Investigadores do Porto desenvolvem tecnologia para “enriquecer” sorgo

O estudo é liderado por membros do Centro de Investigação em Biodiversidade e Recursos Genéticos (CIBIO) da Universidade do Porto, em colaboração com o Carlsberg Research Laboratory.

Junho 16, 2026

Um estudo liderado por investigadores do CIBIO-BIOPOLIS, da Universidade do Porto, apresenta uma tecnologia genética que triplica os níveis de zinco no sorgo, permitindo enriquecer nutricionalmente este cereal sem lhe prejudicar o desenvolvimento.

O estudo liderado por membros do Centro de Investigação em Biodiversidade e Recursos Genéticos (CIBIO) da Universidade do Porto, em colaboração com o Carlsberg Research Laboratory, mostra como “a modulação de um sensor molecular permite obter variedades de sorgo com o triplo dos níveis de zinco”, explica aquela instituição em comunicado hoje divulgado.

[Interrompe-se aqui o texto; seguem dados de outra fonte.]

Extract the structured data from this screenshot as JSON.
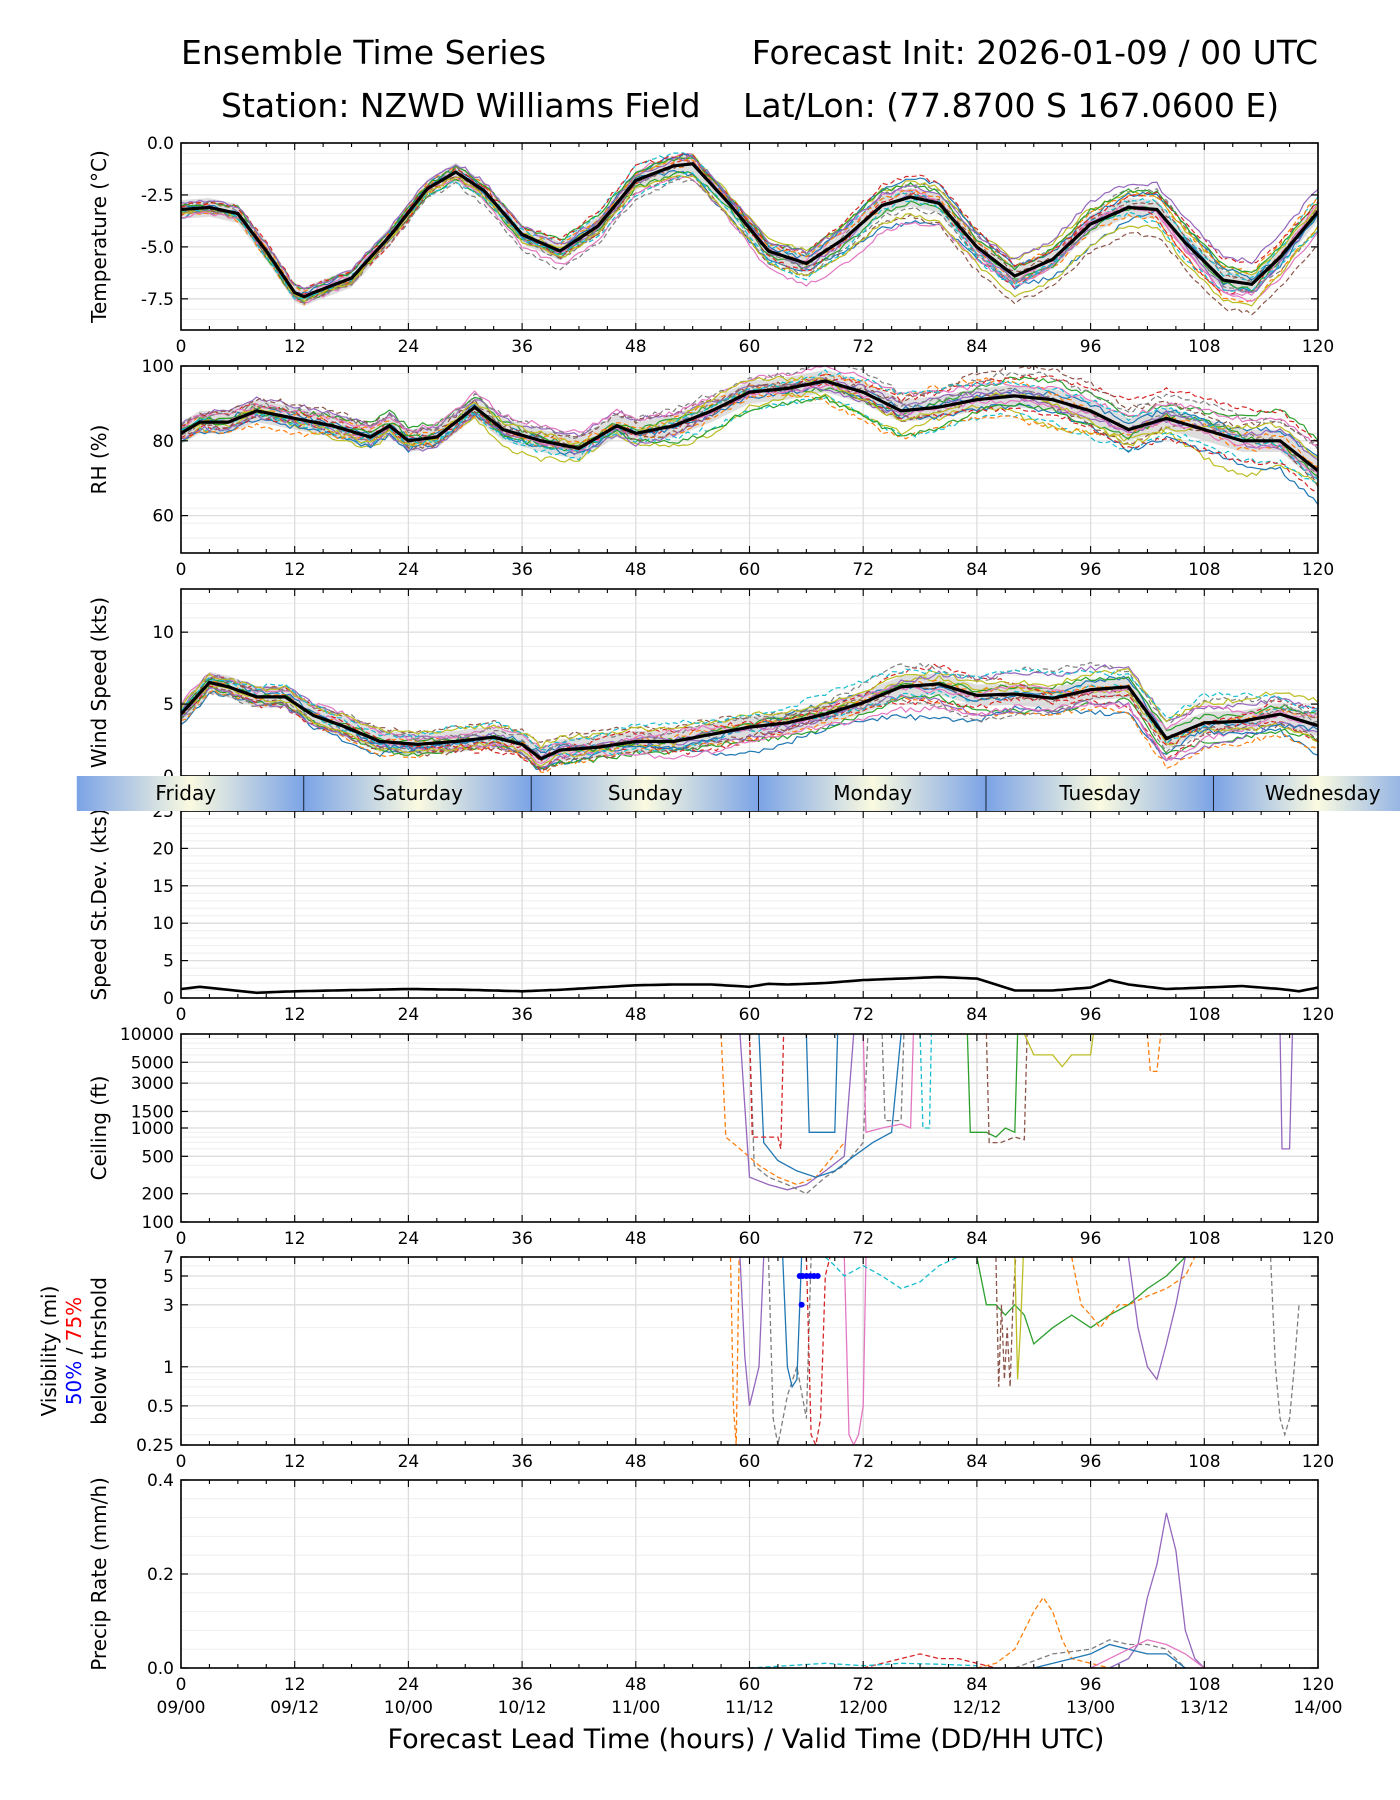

Na prática, estes resultados, mostram como “é possível biofortificar culturas agrícolas essenciais com precisão, respondendo de forma sustentável à carência global de micronutrientes na população humana”.

Esta resposta, sobretudo tendo em conta o impacto da carência de zinco no desenvolvimento humano, num contexto em que cerca de 30% da população mundial sofre de micronutrientes, segundo estima o estudo, vem da análise de um gene específico no sorgo, um dos cereais mais importantes do mundo, e das mais resistentes à seca.

A tecnologia “FIND-IT” permitiu encontrar plantas cuja variante de um sensor de zinco, naquele gene, permite induzir maior absorção e acumulação deste nutriente, triplicando o teor de zinco nos grãos.

“Este resultado exemplifica como a investigação fundamental em biologia de plantas, neste caso sobre a regulação molecular da nutrição vegetal, contribui para resolver problemas globais de nutrição humana de forma sustentável”, declarou Ana Assunção, uma das investigadoras, citada em comunicado.

O artigo, assinado por Liliana S. Silva, Ana Assunção, Soren Knudsen, Anko Blaakmeer e Feixue Liao, denota a primeira demonstração no sorgo com esta biofortificação em zinco, embora os investigadores procurem soluções idênticas para outras culturas agrícolas de grande consumo global.